How VantageScore 4.0 differs from FICO 8
The scoring factors are similar, but the weights differ:
VantageScore 4.0 factors:
- Payment history: extremely influential
- Age and type of credit: highly influential
- Utilization: highly influential
- Balances: moderately influential
- Recent credit behavior: less influential
- Available credit: less influential
One significant difference: VantageScore 4.0 uses trended data, looking at 24 months of payment and utilization patterns rather than a snapshot. FICO 8 uses a snapshot. A consumer who consistently pays down balances looks better in VantageScore 4.0 than in FICO 8.
Another difference: VantageScore can score thin-file consumers. FICO requires at least 6 months of credit history and at least one account active in the past 6 months. VantageScore can generate a score with as little as one month of history and one account ever. This makes it more inclusive but also means some consumers have a VantageScore but no FICO score.
Medical debt treatment
VantageScore 4.0 ignores medical collections entirely — they carry zero weight in the model. FICO 9 significantly reduced the weight of medical collections. FICO 8, the most widely used model, still treats medical collections similarly to other collections.
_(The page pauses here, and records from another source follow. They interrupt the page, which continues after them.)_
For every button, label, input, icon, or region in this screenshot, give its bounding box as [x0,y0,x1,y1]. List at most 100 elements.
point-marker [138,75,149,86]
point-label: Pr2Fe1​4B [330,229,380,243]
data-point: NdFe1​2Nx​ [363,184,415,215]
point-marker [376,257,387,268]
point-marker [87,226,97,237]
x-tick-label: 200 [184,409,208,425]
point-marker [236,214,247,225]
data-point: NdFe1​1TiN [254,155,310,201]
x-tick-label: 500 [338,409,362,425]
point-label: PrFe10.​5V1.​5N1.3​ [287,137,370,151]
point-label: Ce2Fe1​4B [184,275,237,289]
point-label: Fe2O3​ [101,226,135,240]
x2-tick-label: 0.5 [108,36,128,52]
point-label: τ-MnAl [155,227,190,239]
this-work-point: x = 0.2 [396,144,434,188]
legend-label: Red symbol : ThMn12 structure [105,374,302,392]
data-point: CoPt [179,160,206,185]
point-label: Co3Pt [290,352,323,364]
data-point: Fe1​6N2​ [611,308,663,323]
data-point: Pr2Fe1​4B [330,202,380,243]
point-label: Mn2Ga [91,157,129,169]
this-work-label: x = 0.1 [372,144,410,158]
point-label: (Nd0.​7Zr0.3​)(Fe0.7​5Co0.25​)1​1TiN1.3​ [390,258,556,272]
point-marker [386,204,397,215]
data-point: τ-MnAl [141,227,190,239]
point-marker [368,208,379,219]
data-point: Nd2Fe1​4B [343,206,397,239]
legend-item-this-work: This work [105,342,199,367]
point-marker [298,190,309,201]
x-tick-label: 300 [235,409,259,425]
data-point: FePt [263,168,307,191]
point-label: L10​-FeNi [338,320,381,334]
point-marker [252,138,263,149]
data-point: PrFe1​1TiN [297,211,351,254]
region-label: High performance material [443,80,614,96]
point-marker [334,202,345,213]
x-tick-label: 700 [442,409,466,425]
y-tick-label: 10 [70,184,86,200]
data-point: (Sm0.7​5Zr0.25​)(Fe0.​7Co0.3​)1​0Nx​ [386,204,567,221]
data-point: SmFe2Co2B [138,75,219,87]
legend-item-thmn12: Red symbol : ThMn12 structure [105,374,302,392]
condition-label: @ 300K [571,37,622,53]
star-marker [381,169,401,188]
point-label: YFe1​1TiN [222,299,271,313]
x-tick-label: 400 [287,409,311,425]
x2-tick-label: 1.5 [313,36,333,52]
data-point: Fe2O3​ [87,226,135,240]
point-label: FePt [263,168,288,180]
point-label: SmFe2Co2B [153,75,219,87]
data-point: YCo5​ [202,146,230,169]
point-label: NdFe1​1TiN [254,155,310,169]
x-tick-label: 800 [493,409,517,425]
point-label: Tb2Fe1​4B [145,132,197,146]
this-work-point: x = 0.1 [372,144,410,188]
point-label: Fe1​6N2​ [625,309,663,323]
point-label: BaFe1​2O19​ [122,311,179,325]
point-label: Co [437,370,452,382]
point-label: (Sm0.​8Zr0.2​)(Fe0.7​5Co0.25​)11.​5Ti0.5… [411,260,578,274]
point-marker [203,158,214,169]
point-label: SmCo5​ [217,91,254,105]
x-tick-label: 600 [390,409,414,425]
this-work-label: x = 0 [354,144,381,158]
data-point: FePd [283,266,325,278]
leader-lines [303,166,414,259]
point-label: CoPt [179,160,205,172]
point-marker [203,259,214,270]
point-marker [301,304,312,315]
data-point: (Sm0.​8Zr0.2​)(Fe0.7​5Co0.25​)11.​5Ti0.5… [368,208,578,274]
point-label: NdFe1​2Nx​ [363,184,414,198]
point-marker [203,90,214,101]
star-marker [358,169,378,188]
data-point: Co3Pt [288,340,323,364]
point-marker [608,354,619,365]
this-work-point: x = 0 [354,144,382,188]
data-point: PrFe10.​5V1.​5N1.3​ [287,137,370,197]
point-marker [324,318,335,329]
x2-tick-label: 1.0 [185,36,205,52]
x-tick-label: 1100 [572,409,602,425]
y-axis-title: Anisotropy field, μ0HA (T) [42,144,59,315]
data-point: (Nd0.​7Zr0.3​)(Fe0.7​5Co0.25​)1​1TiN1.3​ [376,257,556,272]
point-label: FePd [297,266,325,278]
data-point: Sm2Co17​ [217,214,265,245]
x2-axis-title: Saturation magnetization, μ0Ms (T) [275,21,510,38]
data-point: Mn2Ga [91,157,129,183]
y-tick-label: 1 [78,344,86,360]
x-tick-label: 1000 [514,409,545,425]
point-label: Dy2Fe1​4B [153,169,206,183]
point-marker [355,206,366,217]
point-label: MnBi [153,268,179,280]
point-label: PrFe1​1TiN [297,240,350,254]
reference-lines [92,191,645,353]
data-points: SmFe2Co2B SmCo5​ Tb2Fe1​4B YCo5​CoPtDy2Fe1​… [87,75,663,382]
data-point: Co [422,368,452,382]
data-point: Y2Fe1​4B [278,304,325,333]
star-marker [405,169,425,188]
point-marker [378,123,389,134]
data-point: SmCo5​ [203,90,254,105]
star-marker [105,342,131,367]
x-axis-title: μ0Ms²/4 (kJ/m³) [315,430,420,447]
If you have medical collection accounts, your VantageScore 4.0 may be notably higher than your FICO 8 score.
When lenders use VantageScore
VantageScore adoption among lenders has grown, particularly in:
- Credit card pre-qualification tools (soft pulls on lender sites)
- Fintech lenders — many digital-first lenders use VantageScore 3.0 or 4.0 as part of their underwriting
- Tenant screening — some property managers use VantageScore
- Utilities and telecom — some providers use VantageScore for deposit decisions
The mortgage industry uses FICO almost exclusively (FICO 2, 4, and 5 for conforming loans). Most traditional banks use FICO 8 for consumer lending. Auto lenders typically use FICO Auto Scores.
Why your free score may not match the lender's score
The "score gap" surprises many consumers who monitor their Credit Karma VantageScore, feel confident about their number, and then get a different result when a lender pulls their credit.
Reasons for the gap:
- Different model — VantageScore 3.0 vs. FICO 8 produce different numbers from the same underlying data
- Different bureau — your VantageScore on Credit Karma comes from TransUnion and Equifax; a lender might pull Experian
- Different data — if the bureau's data on your account differs (creditors don't always report to all three), the underlying data driving the score differs
- Model differences on specific factors — particularly medical debt, authorized users, and paid collections
A gap of 20–50 points between your monitoring score and a lender's pull is common. A gap of more than 50 points is worth investigating — it may indicate a reporting error on one bureau that isn't showing on the other.
Your next step
Pull your full credit reports from all three bureaus at AnnualCreditReport.com. Cross-reference the data on your report against what your monitoring apps show. If one bureau has a negative item the others don't, that bureau's score will be lower regardless of which model is being used. Correct the underlying data first — score improvements follow.